El comisario Aldújar baja del
coche frente a la puerta de la casona. Se afina los bigotes encanecidos, los
tornea con sus nudillos. Una acción minúscula, dilatoria; una pausa efímera que
brinda un respiro a la ansiedad. Escupe el piso, pero el viento desvía el
gargajo hacia su pantalón. Putea, claro. Saca un pañuelo y se limpia. “Esto
empieza mal”, predice, con una risita que muere casi al nacer.
Camina
sobre la alfombra oscura que proyecta la casona, cuyo lado opuesto debería
estar empapado en luna llena. Antes de que logre divisar el timbre, se acercan
tres tipos que parecen extraídos de un casting para sicarios. Lo pechean. Lo
arrinconan. No parece importarles la credencial ni la culata de la Browning que
nerviosamente exhibe el comisario en su cintura. Sólo uno de ellos, de aspecto
oriental, es el que lleva la voz cantante. Y no precisamente para cantar, sino
para lanzar una metralla de preguntas que parecen provenir de la Uzi que lleva
colgada del cuello. ¿Quién mierda sos? ¿Quién te manda? ¿Qué querés aquí?
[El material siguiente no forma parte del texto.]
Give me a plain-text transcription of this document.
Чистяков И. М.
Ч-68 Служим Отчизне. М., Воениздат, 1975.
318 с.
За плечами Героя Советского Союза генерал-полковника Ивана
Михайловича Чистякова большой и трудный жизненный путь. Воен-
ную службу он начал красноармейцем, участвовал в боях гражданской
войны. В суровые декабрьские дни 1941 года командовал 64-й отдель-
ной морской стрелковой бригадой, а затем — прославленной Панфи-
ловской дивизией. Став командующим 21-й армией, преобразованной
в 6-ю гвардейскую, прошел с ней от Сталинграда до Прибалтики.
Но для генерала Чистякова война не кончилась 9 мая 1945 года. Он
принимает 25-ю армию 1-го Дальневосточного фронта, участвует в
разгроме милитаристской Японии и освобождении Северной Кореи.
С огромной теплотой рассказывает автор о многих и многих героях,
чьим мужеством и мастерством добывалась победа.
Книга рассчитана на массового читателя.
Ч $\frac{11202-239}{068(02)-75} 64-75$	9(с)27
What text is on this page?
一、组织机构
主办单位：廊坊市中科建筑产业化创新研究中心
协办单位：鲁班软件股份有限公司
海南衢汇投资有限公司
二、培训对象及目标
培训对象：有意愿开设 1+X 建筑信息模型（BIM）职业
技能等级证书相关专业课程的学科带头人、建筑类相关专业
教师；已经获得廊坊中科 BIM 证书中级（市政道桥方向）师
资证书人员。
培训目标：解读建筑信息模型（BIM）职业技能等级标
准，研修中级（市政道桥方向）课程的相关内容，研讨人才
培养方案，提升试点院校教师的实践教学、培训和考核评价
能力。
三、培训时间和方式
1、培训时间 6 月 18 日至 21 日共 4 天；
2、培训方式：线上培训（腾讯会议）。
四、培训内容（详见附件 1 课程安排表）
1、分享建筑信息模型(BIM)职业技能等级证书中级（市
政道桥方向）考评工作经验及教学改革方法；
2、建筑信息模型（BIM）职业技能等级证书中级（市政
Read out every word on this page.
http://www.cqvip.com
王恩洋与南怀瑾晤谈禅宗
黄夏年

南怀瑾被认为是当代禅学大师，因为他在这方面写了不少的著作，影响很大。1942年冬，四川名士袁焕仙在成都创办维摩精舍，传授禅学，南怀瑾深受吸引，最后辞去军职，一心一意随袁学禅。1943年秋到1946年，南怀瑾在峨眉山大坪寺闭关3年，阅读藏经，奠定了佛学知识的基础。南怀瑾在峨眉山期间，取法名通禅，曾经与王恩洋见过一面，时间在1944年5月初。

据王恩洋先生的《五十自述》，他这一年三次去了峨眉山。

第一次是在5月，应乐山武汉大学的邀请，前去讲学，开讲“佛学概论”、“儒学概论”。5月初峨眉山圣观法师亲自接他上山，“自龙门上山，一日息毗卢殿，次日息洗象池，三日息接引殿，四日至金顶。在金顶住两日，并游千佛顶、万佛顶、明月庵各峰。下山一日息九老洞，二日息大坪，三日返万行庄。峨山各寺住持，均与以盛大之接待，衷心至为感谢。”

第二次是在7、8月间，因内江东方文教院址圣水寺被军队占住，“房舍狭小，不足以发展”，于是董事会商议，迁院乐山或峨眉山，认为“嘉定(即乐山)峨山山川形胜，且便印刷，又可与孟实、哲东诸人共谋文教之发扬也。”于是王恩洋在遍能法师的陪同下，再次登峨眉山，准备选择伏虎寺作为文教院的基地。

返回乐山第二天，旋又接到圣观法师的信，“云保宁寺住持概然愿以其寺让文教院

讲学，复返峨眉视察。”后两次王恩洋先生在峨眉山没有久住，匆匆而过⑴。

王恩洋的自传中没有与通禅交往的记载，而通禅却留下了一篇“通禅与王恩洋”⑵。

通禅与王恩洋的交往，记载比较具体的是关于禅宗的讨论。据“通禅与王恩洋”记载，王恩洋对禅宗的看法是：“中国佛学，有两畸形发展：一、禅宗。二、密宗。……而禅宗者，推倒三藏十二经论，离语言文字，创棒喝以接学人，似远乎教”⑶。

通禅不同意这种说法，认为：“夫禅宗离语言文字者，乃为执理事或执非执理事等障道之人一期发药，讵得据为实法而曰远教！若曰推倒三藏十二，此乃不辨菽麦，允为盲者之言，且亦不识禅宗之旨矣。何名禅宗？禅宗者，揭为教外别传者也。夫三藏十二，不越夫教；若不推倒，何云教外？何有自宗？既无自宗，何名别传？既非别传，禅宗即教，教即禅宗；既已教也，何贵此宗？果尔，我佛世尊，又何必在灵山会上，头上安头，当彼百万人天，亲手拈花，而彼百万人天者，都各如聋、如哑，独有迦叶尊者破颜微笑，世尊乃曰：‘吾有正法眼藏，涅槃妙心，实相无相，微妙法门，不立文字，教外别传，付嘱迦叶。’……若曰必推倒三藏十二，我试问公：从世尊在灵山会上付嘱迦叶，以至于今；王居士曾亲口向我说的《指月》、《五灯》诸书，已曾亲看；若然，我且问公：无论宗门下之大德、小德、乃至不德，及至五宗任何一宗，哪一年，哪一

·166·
Aldújar no sabe si responder sumisamente a cualquier pregunta de la que pueda
aferrarse, o sacar el arma y hacer pesar su condición de policía, con el riesgo
de exponerse a un tiroteo claramente desigual. La suerte le ahorra ese debate
interno. Una voz metálica vibra en el portero eléctrico. Una voz suave, sin
asperezas pero a la vez autoritaria, como la de un animador de fiestas
infantiles. La orden desactiva los malos modales de los sicarios. Se
transforman en mayordomos atentos que le franquean la puerta con una sonrisa de
compromiso, no sin pedirle cortésmente que deje la pistola antes de entrar.
«Reglas de la casa», le informan. Y puesto que no porta una orden de
allanamiento, el comisario accede.
Un
largo jardín precede a esa única edificación erigida en la manzana. A
continuación, otra puerta se abre como por arte de magia, al ritmo de una
chicharra. Una multitud de lucecitas intermitentes, que provienen de un
frondoso árbol de Navidad, escoltan su paso por el living. El propio general
Reverde viene a recibirlo. De unos cincuenta años, barba casi enteramente
blanca que contrasta con el delantal, también blanco, pero con grandes
manchones rojos. El general adivina la impresión que ese detalle provoca en el
comisario.
—Sí, es sangre
–aclara—. Estoy trozando los pollos para cocinarlos en Navidad.
—Entiendo –dice
Aldújar.
Luego
de estrecharse la mano, el comisario carraspea.
—Me envía el jefe
de policía –explica—. Tengo orden de apoyarlo en… eso dijo, apoyarlo. Pero no
me explicitó en qué tema.
—¿Cómo qué tema?
Pero, comisario. Todo el mundo habla de eso. Los malditos golpistas.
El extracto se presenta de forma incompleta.